OpenAI has introduced Operator, an autonomous AI agent designed to transform user prompts into real-world online tasks. Operator can execute a variety of requests using a web browser, including booking travel, making restaurant reservations, and purchasing concert tickets.
Currently, Operator is in the research preview stage, exclusively available to ChatGPT Pro subscribers. This tool utilizes OpenAI’s Computer-Using Agent (CUA) model, merging the computer vision capabilities of GPT-4 with training on graphical user interfaces (GUIs).
While Operator is similar to other AI agents like ByteDance’s UI-TARS, its unique feature is its ability to operate independently of APIs. OpenAI states, “Operator can ‘see’ (through screenshots) and ‘interact’ (using mouse and keyboard actions) with a browser, enabling web actions without requiring custom API integrations.”
Collaboration is underway with companies such as DoorDash, Instacart, OpenTable, and others to optimize services for Operator. However, results may vary when using non-optimized platforms.
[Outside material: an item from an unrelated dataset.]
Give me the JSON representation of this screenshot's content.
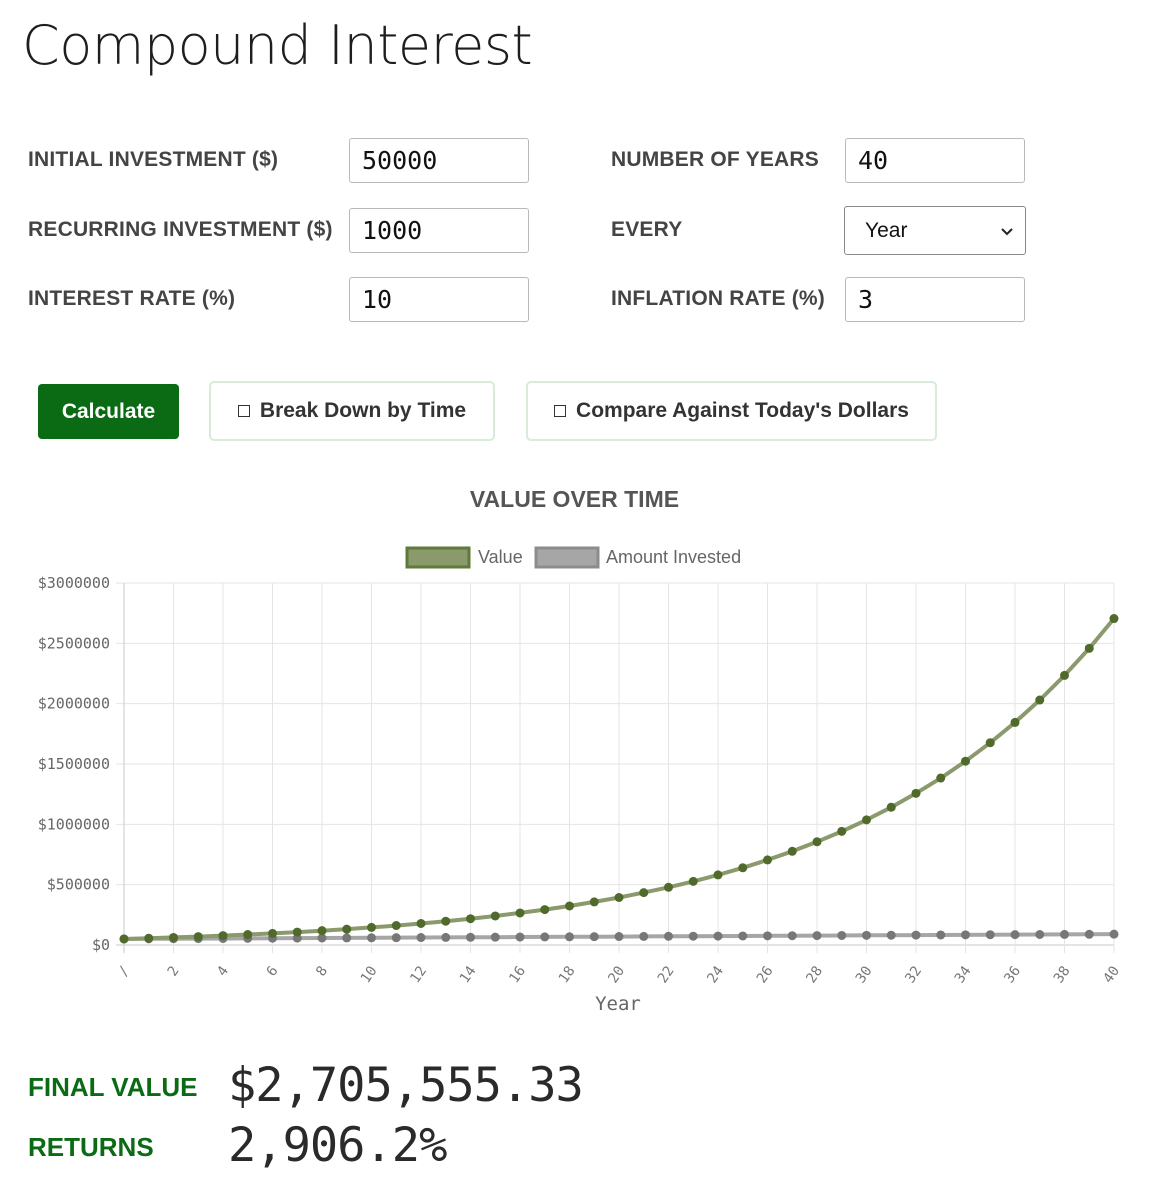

As for effectiveness, OpenAI reports a 38.1% success rate on OSWorld benchmark tasks, a 58.1% rate on web-related tasks, and 87% on web-based tasks using WebVoyager. Users have noted that Operator might struggle with accuracy and speed, prompting some skepticism about its reliability for daily tasks.
OpenAI addresses safety concerns, stating, “We know bad actors may try to misuse this technology. That’s why we have designed Operator to refuse harmful requests and block disallowed content.”
These developments highlight the potential for AI agents to assist in routine online tasks, raising questions about their future capabilities and reliability.